Лотки под мокрой пеленой,

Обломки хижин, бревна, кровли,

Товар запасливой торговли,

Пожитки бледной нищеты,

Грозой снесенные мосты,

Гроба с размытого кладбища

Плывут по улицам!».

Для Пушкина овеществленная стихия невских вод бесконечно далека от окрашенной романтизмом стихии движения благородных разбойников вроде Робин Гуда:

«И вот, насытясь разрушеньем

И наглым буйством утомясь,

Нева обратно повлеклась,

Своим любуясь возмущеньем

И покидая с небреженьем

Свою добычу. Так злодей,

С свирепой шайкою своей

В село ворвавшись, ломит, режет,

Крушит и грабит; вопли, скрежет,

Насилье, брань, тревога, вой!..».

Но давайте поразмышляем: петербургская вода ведь взбунтовалась не внезапно, предупреждения, смысл которых в том, что на воде «нельзя забыться, как бывает на улице» и надо, чтобы «твой рассудок был начеку» (вспомним упомянутые ранее суждения Бродского об особенностях венецианской воды) ею посылались заранее. Об этом — строки русского поэта XIX века Степана Шевырева:

«Море спорило с Петром:

«Не построишь Петрограда;

Покачу я шведский гром,

Кораблей крылатых стадо.

Хлынет вспять моя Нева.

Ополченная водами:

За отъятые права

Отомщу ее волнами»

(из стихотворения «Петроград»).

Ответ основателя города был прогнозируемо дерзким и вполне предсказал великую будущность Петербурга:

«Речь Петра гремит в ответ:

«Сдайся, дерзостное море!

Нет, — так пусть узнает свет:

Кто из нас могучей в споре?

Станет град же, наречён

По строителе высоком:

Для моей России он

Просвещенья будет оком».

Однако в спокойной состоянии невская вода не уступит венецианской в создании атмосферы музыкальности и тихой гармонии.
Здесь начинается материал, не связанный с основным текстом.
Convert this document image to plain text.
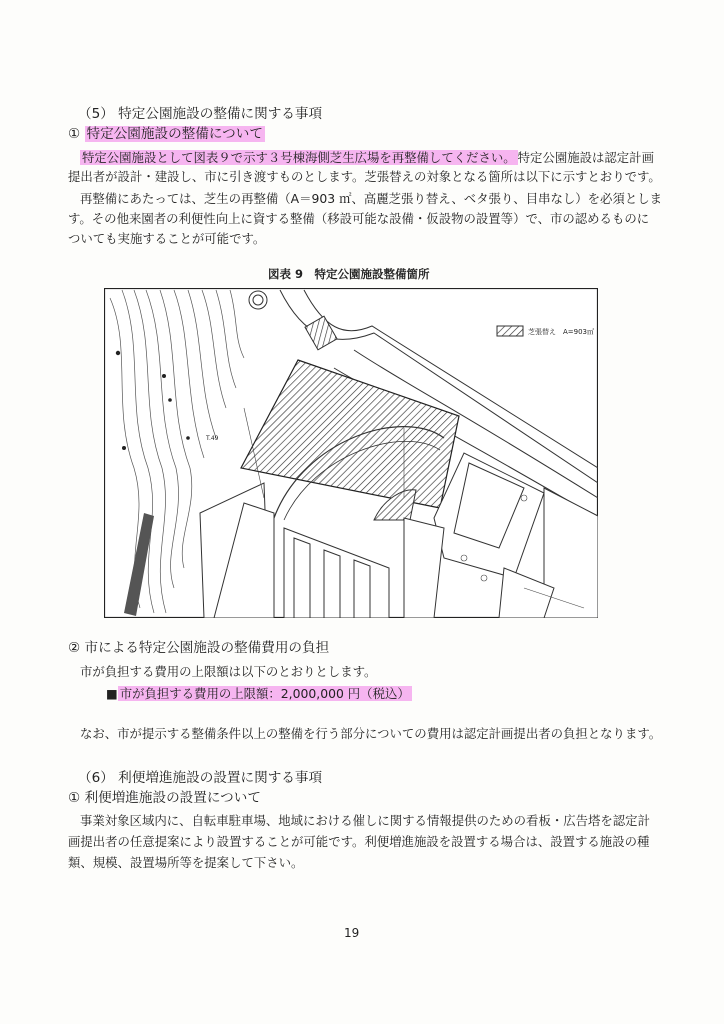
（5） 特定公園施設の整備に関する事項
① 特定公園施設の整備について
特定公園施設として図表９で示す３号棟海側芝生広場を再整備してください。 特定公園施設は認定計画
提出者が設計・建設し、市に引き渡すものとします。芝張替えの対象となる箇所は以下に示すとおりです。
再整備にあたっては、芝生の再整備（A＝903 ㎡、高麗芝張り替え、ベタ張り、目串なし）を必須としま
す。その他来園者の利便性向上に資する整備（移設可能な設備・仮設物の設置等）で、市の認めるものに
ついても実施することが可能です。
図表 9　特定公園施設整備箇所
芝張替え　A=903㎡
T.49
② 市による特定公園施設の整備費用の負担
市が負担する費用の上限額は以下のとおりとします。
■ 市が負担する費用の上限額：2,000,000 円（税込）
なお、市が提示する整備条件以上の整備を行う部分についての費用は認定計画提出者の負担となります。
（6） 利便増進施設の設置に関する事項
① 利便増進施設の設置について
事業対象区域内に、自転車駐車場、地域における催しに関する情報提供のための看板・広告塔を認定計
画提出者の任意提案により設置することが可能です。利便増進施設を設置する場合は、設置する施設の種
類、規模、設置場所等を提案して下さい。
19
Особенно в часы отдыха петербуржцев на любимых ими островах:

«Качается пристань на бледной Крестовке.

Налево — Елагинский мост.

Вдоль тусклой воды серебрятся подковки,

А небо — как тихий погост.

Черемуха пеной курчавой покрыта,

На ветках мальчишки-жульё.

Веселая прачка склонила корыто,

Поет и полощет бельё»

(из стихотворения Саши Черного «Весна на Крестовском», 1920 г.).

И там же, на Крестовском, словами того же поэта:

«Под мостиком гулким качается плесень.

Копыта рокочут вверху.

За сваями эхо чиновничьих песен,

А ивы — в цыплячьем пуху…

Краснеют столбы на воде возле дачки,

На ряби — цветная спираль.

Гармонь изнывает в любовной горячке,

И в каждом челне — пастораль».

Как и в Венеции, в Петербурге естество воды пронизано парадигмой Времени, впрочем, думается, с некоторым национальными особенностями, которые в сжатой форме в свое время выразил Петр Столыпин: «В России за 10 лет меняется все, за 200 лет — ничего». Примерно об этом же, пожалуй, наблюдая за скованной морозом зыбью петербургских каналов, написал в 1912 году Александр Блок:

«Ночь, улица, фонарь, аптека,

Бессмысленный и тусклый свет.

Живи еще хоть четверть века —

Всё будет так. Исхода нет.

Умрешь — начнешь опять сначала

И повториться всё, как встарь:

Ночь, ледяная рябь канала,

Аптека, улица, фонарь».

Знакомо? Грустно? Но через год Анна Ахматова делает попытку вырваться из этой временной петли силой лирического «месседжа»; и за это ей спасибо:

«Ты свободен, я свободна,

Завтра лучше, чем вчера —

Над Невою темноводной,

Под улыбкою холодной

Императора Петра»

(«Стихи о Петербурге», 1913 г.).

1.3. «Где вечно плакали туманы // Над далью моха и воды…»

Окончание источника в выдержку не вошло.